Vous avez déjà eu l’impression que le temps ne passait pas assez vite ? Que cela faisait 10h que vous étiez à votre taf et qu’en regardant la montre, vous vous apercevez qu’il n’est que 10h10 ?
Ouais ? Bon. Ben oubliez. Quand le temps ne passe pas, vraiment pas, ce n’est pas l’ennui qui vous guette. Plutôt la folie. Et c’est pas que je suis réellement claustrophobe hein, mais comment dire qu’au bout d’un moment, si, on le devient.
Le noir. Le silence. La douleur. La solitude. Non pas que la solitude me gêne en général, j’ai toujours même aimé plutôt ça. Mais là, c’était plus pareil. Etre coupé de Darren, c’était carrément plus douloureux. Oui, bon, non, je suis pas vraiment coupée de lui, si je veux, je le sens toujours, là, juste derrière mes yeux. Mais j’ai tentée au début de tout garder pour moi. Ça devait déjà être assez dur à gérer pour lui.
Sauf qu’au bout d’un moment, l’argent, même si tu le sens pas directement, encore heureux, tu sais qu’il est là. Comme un genre d’oppresseur invisible. Ça pèse. Une douleur lente et permanente. Insidieuse. Ça fait mal.
Et quand la faim vient s’ajouter au reste, ça devient ingérable.
Tu peux essayer de te débattre, de soulever ce putain de couvercle, parce qu’il faut pas se leurrer. Si au début, tu prends sur toi et tu joues limite au gros dur, genre je vais bien, tout va bien, cette phase passe mine de rien rapidement.

Après tu pètes un plomb. Même si tu sais que la punition n’est pas si lourde, même si tu sais que tu ferais bien de te calmer, que tu devrais t’estimer heureuse, que ça va vite passer…. Tout ça, ça finit aux oubliettes quand tu sens que qu’il devient plus difficile de rester éveillée, quand tu ne veux pas rester éveillée, quand tu sens que ta chair fond et que tu sens un peu plus tes os à chaque fois, quand la faim devient tellement intolérable que tu boufferais le premier quidam qui te tombe sous la main sans aucun remord…
Bon, ptre pas sans aucun remord, mais tu le ferais, parce que la faim est tout ce qui finit par rester. Tu n’as plus peur du noir, du silence, de l’absence de réponse quand tu hurles. Tu ne te dis pas que jamais ce couvercle ne se soulèvera, tu ne te dis pas que l’argent te bloquera quoi qu’il arrive, tu cherches à un moment ou à un autre à défoncer ce cercueil. Il n’y a plus rien. Juste un insoutenable et profonde besoin de bouffer.
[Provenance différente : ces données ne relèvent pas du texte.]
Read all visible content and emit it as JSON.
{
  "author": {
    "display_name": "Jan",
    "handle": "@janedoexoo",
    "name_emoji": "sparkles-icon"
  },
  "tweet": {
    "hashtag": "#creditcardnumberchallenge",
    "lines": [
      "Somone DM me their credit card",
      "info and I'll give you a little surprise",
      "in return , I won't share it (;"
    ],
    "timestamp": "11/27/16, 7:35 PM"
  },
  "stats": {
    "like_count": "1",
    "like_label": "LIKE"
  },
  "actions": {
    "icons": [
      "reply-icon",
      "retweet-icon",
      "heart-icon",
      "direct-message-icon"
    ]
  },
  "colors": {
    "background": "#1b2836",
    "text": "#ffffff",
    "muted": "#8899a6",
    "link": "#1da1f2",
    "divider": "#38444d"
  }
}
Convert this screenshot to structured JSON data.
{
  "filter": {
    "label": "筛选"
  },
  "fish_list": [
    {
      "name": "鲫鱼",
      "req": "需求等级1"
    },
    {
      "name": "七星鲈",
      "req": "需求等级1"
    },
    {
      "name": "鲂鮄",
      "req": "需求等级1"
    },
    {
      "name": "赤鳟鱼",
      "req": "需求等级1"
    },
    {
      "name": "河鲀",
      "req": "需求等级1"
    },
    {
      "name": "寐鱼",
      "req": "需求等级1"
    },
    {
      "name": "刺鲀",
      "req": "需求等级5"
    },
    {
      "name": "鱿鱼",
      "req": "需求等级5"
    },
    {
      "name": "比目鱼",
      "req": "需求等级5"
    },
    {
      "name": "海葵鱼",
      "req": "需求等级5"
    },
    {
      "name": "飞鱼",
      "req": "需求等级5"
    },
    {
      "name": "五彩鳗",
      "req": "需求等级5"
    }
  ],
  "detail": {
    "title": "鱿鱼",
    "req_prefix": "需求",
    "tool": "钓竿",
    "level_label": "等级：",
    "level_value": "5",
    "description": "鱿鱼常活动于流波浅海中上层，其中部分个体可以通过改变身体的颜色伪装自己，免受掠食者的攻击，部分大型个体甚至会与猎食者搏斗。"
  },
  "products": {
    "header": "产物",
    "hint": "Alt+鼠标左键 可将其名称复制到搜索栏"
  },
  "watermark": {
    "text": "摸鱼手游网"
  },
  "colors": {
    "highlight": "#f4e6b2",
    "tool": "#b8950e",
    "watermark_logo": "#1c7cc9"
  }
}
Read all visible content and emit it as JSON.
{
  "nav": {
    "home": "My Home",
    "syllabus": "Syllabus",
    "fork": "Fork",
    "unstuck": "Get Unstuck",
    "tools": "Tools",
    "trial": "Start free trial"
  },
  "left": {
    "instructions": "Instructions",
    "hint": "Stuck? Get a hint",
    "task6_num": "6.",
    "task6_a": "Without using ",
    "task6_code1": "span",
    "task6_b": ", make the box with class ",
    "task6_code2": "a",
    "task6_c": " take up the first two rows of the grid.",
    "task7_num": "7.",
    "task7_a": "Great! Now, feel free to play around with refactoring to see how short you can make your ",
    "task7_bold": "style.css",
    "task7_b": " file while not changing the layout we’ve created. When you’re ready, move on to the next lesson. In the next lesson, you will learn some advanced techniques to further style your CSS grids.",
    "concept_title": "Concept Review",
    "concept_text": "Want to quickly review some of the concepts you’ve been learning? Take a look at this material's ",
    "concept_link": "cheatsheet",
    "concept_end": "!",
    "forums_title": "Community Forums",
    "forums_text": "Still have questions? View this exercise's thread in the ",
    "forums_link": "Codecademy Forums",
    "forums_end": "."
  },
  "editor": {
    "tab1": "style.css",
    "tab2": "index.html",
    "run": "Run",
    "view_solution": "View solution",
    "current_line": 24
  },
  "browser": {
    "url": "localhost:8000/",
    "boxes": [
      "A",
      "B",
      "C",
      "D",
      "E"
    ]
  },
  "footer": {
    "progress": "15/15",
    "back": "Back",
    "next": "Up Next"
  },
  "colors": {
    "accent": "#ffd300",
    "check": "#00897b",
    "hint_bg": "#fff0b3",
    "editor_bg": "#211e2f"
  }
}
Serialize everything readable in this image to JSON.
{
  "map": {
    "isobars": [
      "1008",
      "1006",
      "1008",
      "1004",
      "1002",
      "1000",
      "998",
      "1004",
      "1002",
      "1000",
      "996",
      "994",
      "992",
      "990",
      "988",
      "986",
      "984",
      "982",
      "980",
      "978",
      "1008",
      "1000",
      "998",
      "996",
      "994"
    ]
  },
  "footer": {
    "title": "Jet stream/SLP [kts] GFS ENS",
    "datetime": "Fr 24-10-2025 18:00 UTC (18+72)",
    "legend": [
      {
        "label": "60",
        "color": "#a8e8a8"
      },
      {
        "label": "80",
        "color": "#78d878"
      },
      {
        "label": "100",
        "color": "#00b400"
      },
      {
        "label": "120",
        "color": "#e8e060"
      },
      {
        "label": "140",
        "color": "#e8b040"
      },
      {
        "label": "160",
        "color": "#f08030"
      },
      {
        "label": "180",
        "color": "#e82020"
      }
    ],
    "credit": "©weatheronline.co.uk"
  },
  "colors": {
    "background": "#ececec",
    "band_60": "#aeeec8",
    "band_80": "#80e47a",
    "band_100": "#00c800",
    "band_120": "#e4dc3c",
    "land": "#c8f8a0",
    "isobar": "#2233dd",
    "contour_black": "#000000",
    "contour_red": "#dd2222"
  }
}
Et la douleur de ne pas pouvoir l’assouvir.
Et je sais que j’ai perdu le contrôle. Je sais, parce que j’ai senti Darren se tendre et j’ai senti ma faim s’emparer de lui sans lui laisser aucune échappatoire. Et même quand j’ai, vaguement, essayer de refermer le lien, pour ne pas lui imposer, j’ai eu bien trop de mal à ne serait-ce que l’amoindrir. Et envoyer des excuses en même temps, c’est un peu ridicule. Mais je l’ai fait quand même… la douleur, la faim, et un immense ‘Je suis désolée.’ …
Je ne sais pas comment faisait Nikos. J’avais déjà été punie avec lui. Et enfermée. Aussi longtemps ? Je crois pas non. Mais je sais qu’il ne ressentait rien. En même temps, il est bien plus vieux que moi. Etait. Il était. Moi, même si j’en ai l’air, je ne le suis pas. Morte. Pas encore. Même si j’ai l’impression de mourir chaque heure qui passe ouais. Et j’ai réussi à m’arracher un ongle. Ou deux. Et ça fait mal. Pas assez pour faire oublier le reste, mais quand même.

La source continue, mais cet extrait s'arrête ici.